Tua Temple was made of red bricks and tuff. Restoration of this temple has been carried out gradually due to financial constraints. In 1990, Base I on the east side was restored. In the fiscal year of 1992 / 1993, restoration was continued on the west side (Base I and Base II). The entire volume of the building is 2,235 m3 comprising of bases (2,028 m3), body (150 m3) and top (57 m3). The building stands 8.50 meters high.

The second building is called Mahligai Temple. This temple is cube shaped in 10.44 m x 10.60 m dimension with 28 sides and stands 14.30 m high on an octagonal platform. The base has multiple ornaments of lotus and its center has a spire that resembles the shape of a phallus (Lingga).
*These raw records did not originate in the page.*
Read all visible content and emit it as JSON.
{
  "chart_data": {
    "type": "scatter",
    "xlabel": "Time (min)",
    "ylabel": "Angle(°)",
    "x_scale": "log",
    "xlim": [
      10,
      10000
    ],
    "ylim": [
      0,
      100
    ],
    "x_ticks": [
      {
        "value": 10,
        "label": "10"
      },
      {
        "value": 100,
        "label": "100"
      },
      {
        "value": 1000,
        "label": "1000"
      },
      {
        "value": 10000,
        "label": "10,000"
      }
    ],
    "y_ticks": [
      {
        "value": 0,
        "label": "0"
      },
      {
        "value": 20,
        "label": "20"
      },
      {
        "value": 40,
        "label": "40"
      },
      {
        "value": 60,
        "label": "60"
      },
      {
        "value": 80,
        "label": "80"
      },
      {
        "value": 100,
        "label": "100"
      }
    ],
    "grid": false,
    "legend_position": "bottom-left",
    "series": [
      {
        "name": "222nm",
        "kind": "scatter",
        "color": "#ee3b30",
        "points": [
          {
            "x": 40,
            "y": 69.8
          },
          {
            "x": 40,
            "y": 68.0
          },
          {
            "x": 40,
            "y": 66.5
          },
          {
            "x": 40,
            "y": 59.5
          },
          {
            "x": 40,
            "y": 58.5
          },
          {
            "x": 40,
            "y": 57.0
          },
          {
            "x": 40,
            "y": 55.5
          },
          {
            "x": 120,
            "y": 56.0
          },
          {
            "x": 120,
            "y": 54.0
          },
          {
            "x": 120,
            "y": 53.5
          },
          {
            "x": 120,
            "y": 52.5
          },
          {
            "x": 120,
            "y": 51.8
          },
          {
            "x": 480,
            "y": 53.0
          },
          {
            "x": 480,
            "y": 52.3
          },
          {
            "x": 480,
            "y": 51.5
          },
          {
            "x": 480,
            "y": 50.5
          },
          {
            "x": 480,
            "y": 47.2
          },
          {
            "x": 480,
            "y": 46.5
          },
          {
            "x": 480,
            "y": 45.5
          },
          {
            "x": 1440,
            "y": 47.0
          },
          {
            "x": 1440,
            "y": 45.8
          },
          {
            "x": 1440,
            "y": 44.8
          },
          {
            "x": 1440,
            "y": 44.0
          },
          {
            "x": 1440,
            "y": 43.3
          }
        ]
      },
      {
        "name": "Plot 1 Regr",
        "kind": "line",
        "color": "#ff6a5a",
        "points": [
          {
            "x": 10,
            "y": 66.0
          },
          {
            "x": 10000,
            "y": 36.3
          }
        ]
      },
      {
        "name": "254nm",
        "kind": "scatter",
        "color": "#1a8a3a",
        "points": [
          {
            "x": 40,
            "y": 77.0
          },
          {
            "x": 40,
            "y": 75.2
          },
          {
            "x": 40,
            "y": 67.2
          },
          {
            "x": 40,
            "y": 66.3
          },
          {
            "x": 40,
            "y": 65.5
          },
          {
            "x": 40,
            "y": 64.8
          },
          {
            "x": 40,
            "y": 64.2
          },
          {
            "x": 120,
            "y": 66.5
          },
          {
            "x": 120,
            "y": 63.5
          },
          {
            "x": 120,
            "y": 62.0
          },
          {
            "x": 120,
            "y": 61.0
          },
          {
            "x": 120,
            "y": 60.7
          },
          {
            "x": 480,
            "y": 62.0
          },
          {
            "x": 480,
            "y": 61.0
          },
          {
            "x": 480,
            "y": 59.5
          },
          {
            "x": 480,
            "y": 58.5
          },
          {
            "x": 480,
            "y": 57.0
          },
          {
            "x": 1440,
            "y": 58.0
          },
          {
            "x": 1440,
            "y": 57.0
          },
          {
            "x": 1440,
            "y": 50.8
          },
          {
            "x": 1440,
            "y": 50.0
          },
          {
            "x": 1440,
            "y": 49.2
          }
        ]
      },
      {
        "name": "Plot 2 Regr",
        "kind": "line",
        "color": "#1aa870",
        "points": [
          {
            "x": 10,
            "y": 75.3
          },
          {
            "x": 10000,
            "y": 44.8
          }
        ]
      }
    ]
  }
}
In 1860, Cornel de Groot, a Dutch archeologist, made a visit to Muara Takus. He could still see statues of sitting lions on each side. Now the statues have disappeared. On the east side, there is a square terrace in 5.10 m x 5.10 m dimension with stairs in its front part. Mahligai Temple has a volume of 423.20 m3; consisting of base 275.3 m3, body 66.6 m3 and top 81.3 m3. Restoration of Mahligai Temple began in 1978 and was completed in 1983.

The third building is called Palangka Temple, located 3.85 m to the east of Mahligai Temple. This building is made of cast red bricks. Palangka Temple is the smallest, and has niches in different stone arrangement compared to that on the wall of Mahligai Temple. Before restoration efforts were carried out, the temple base was buried one meter into the ground. Restoration of this temple began in 1987 and was completed in 1989. Restoration was carried out only on the temple base and body, because the top had already disappeared when the temple was discovered in 1860. To the north, there are stairs that have already been damaged and it's original form cannot be recognized. The temples base is octagonal, 6.60 m long, 5.85 m wide and and stands 1.45 m from ground level with a volume of 52.9 m3.

The fourth building is called Bungsu Temple. This temple is laid out to the west of Mahligai Temple. The building is made out of two types of stones, tuff for the front part and bricks for the rear part. Restoration of this temple began in 1988 and was completed in 1990. The efforts have successfully restored the temple to its original form, a square building in 7.50 m x 16.28 m dimension. The top is not restored because it's original form is unknown. The temple stands 6.20 m from ground level after restoration, with a volume of 365.80 m3.

Illustration made by J.W. Yzerman, TH.A.F. Delprat and Obziter (Sinder) H.L. Leijdie Melvile, indicates that above that red brick structure, there are 8 small stuphas encircling a big stupha. Above the tuff structure, there is a big stupha. On the east side, there is a stairway made of tuff.

In addition to those buildings, in the north or right in front of the gate of Tua Temple, there is a mound of earth with two holes.

This place is suspected to be a crematorium. One hole is used for loading the corpse and the other is for retrieving the ash. This facility is included in temple maintenance because it is still within the temple compound. Gravels from Kampar River are found inside the mound. Several other buildings, suspected to be in close relation to this temple, are also found outside Muara Takus temple compound in a number of locations around Muara Takus village.